According to the first and second aspects of the present invention, since the metal bellows and the free piston cooperate in accordance with the moving speed and stroke of the rod, the rod can move smoothly. Riding comfort is improved. Moreover, according to the present invention, the shock absorber can be made smaller in comparison with the case where only the metal bellows is used. According to the third aspect of the present invention, the maximum bending amount of the metal bellows on the extension side or the contraction side can be regulated by the stroke regulating means such as the stopper member provided on the free piston, and the flexure of the bellows is increased. Sometimes the free piston can slide.

[Brief description of the drawings]

FIG. 1 is a longitudinal sectional view of a shock absorber according to a first embodiment of the present invention.

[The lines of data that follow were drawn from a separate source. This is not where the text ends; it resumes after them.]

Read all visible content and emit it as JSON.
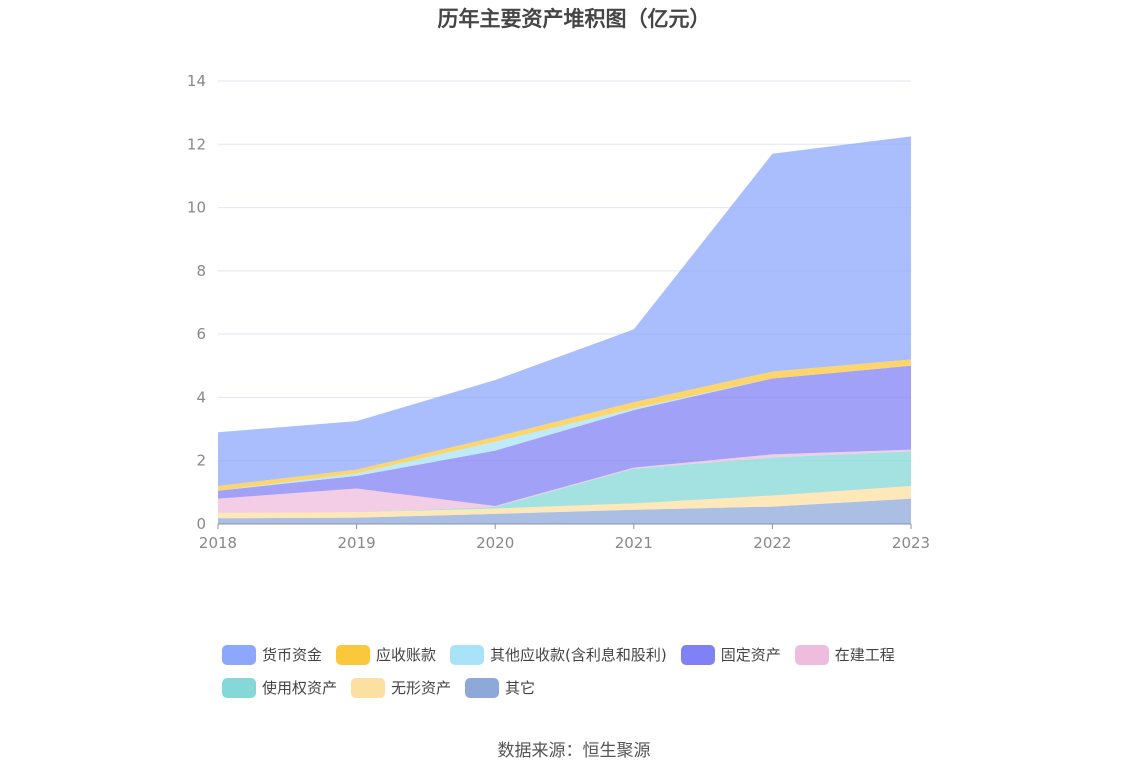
{
  "chart_data": {
    "type": "area",
    "stacked": true,
    "title": "历年主要资产堆积图（亿元）",
    "categories": [
      "2018",
      "2019",
      "2020",
      "2021",
      "2022",
      "2023"
    ],
    "ylim": [
      0,
      14
    ],
    "yticks": [
      "0",
      "2",
      "4",
      "6",
      "8",
      "10",
      "12",
      "14"
    ],
    "grid": true,
    "legend_position": "bottom",
    "series": [
      {
        "name": "其它",
        "color": "#8ea9d9",
        "values": [
          0.18,
          0.2,
          0.32,
          0.45,
          0.55,
          0.8
        ]
      },
      {
        "name": "无形资产",
        "color": "#fddfa2",
        "values": [
          0.17,
          0.17,
          0.17,
          0.2,
          0.35,
          0.4
        ]
      },
      {
        "name": "使用权资产",
        "color": "#86d8d8",
        "values": [
          0.0,
          0.0,
          0.05,
          1.1,
          1.2,
          1.1
        ]
      },
      {
        "name": "在建工程",
        "color": "#eebcdc",
        "values": [
          0.45,
          0.75,
          0.03,
          0.03,
          0.1,
          0.05
        ]
      },
      {
        "name": "固定资产",
        "color": "#8181f6",
        "values": [
          0.25,
          0.4,
          1.75,
          1.82,
          2.4,
          2.65
        ]
      },
      {
        "name": "其他应收款(含利息和股利)",
        "color": "#a9e3f8",
        "values": [
          0.0,
          0.08,
          0.28,
          0.05,
          0.0,
          0.0
        ]
      },
      {
        "name": "应收账款",
        "color": "#fbc83b",
        "values": [
          0.15,
          0.12,
          0.15,
          0.2,
          0.22,
          0.2
        ]
      },
      {
        "name": "货币资金",
        "color": "#8da7fc",
        "values": [
          1.7,
          1.53,
          1.8,
          2.3,
          6.88,
          7.05
        ]
      }
    ]
  },
  "legend_rows": [
    [
      {
        "name": "货币资金",
        "color": "#8da7fc"
      },
      {
        "name": "应收账款",
        "color": "#fbc83b"
      },
      {
        "name": "其他应收款(含利息和股利)",
        "color": "#a9e3f8"
      },
      {
        "name": "固定资产",
        "color": "#8181f6"
      },
      {
        "name": "在建工程",
        "color": "#eebcdc"
      }
    ],
    [
      {
        "name": "使用权资产",
        "color": "#86d8d8"
      },
      {
        "name": "无形资产",
        "color": "#fddfa2"
      },
      {
        "name": "其它",
        "color": "#8ea9d9"
      }
    ]
  ],
  "source": "数据来源：恒生聚源"
}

FIG. 2 is an enlarged sectional view showing a part of the shock absorber shown in FIG. 1;

FIG. 3 is a longitudinal sectional view of a shock absorber according to a second embodiment of the present invention.

[Explanation of symbols]

 10A, 10B Shock absorber 11 Main cylinder 12 Rod 40 Sub cylinder 41 Free piston 42 Metal bellows 60 Liquid chamber 62 Gas chamber 70 Cylinder 71 Rod 75, 76 Liquid chamber 77 Gas chamber 80 … Free piston 81… Metal bellows

Claims (3)

[Claims] A cylinder; a rod inserted into the cylinder so as to be movable in the axial direction; a free piston housed inside the cylinder and slidable in the axial direction of the cylinder; A liquid chamber formed on one side of the free piston and filled with hydraulic fluid; a gas chamber formed on the other side of the free piston inside the cylinder and filled with pressurized gas; A metal bellows that is provided and that expands and contracts in the axial direction of the cylinder in accordance with the pressure of the hydraulic fluid in the liquid chamber. 2. A main cylinder, a rod movably inserted in the main cylinder in an axial direction, a sub-cylinder provided outside the main cylinder and communicating with the main cylinder through a flow path, A free piston housed inside the cylinder and slidable in the axial direction of the sub-cylinder; a liquid chamber formed on one side of the free piston inside the sub-cylinder and filled with hydraulic fluid; A gas chamber formed inside the other side of the free piston and filled with pressurized gas, and provided in the free piston and in the axial direction of the sub-cylinder in accordance with the pressure of the hydraulic fluid in the liquid chamber. A shock absorber, comprising: a metal bellows that expands and contracts. 3. The shock absorber according to claim 1, further comprising a stroke restricting means for restricting an expansion stroke of the metal bellows with respect to the free piston.